Situation: A company has two businesses in different locations serving different sets of customers in two separate markets. The CEO is evaluating whether it makes more sense to have one umbrella web site with pages for each of the two businesses, or to create two complete web sites with different URLs. How many web sites should a small business have, and why?
Advice from the CEOs:
- The first question is whether you call both businesses the same or different names. Many small companies have separate businesses at different sites, and just differentiate the businesses through division names. Moreover, because you use the same company name for both businesses, you want to make it easy for customers to find your web sites. This argues for at least a single splash page, listed under your current company URL.

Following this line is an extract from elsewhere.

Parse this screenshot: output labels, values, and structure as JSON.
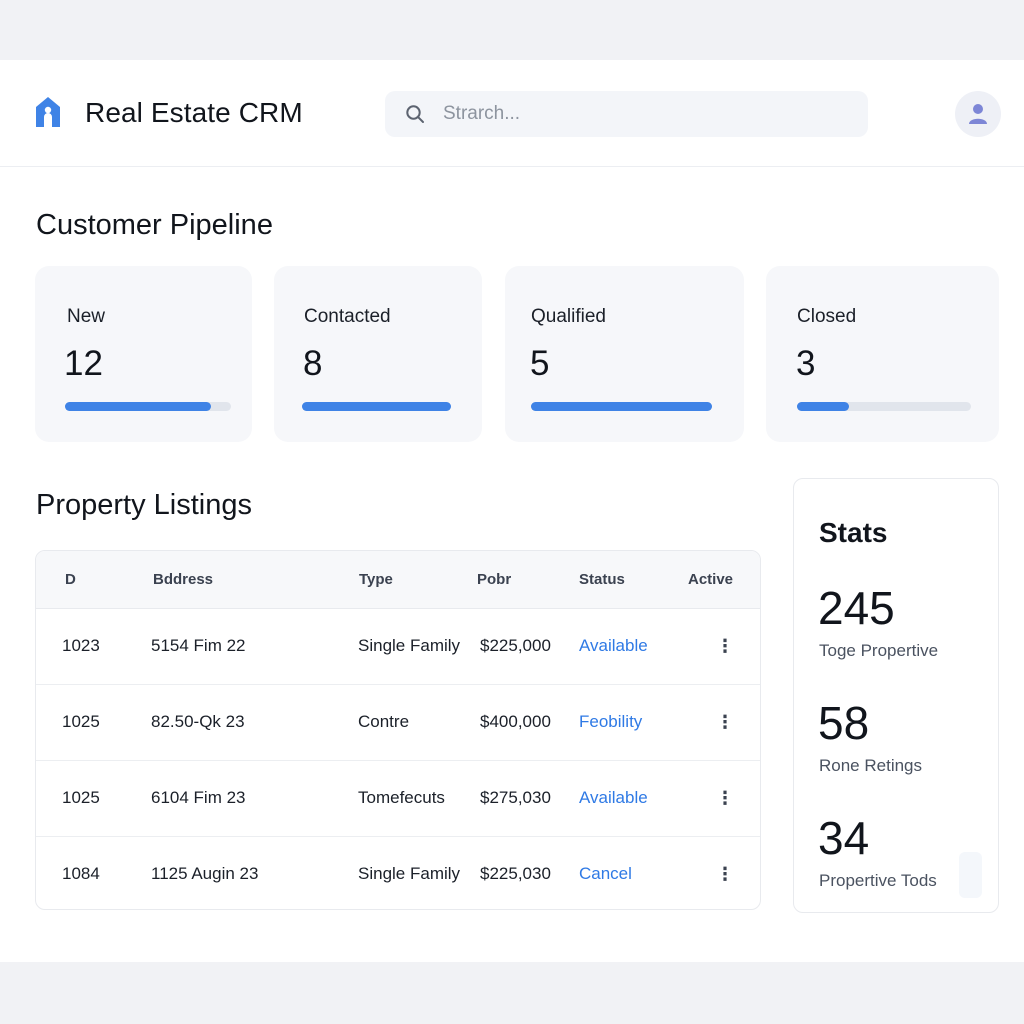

- There are many corporations with diverse, unrelated businesses. Generally, these corporations don’t have any problem having a general web site, with separate links to the individual division web sites where customers and partners can drill down to detail specific to each division. The advantage to this strategy is that by having one corporate site, the larger entity strengthens its own market presence.
- Given that the advice of the group is to have a single splash page how do you construct it?
- You want to prominently feature your company name on the splash page, but not to include much detail. Maybe just an overall positioning message that expresses your core values or a distinctive visual that shows what you do.
- On the splash page, create two links with distinctive pictures and names that enable your customer to easily go to the side of your business that interests them.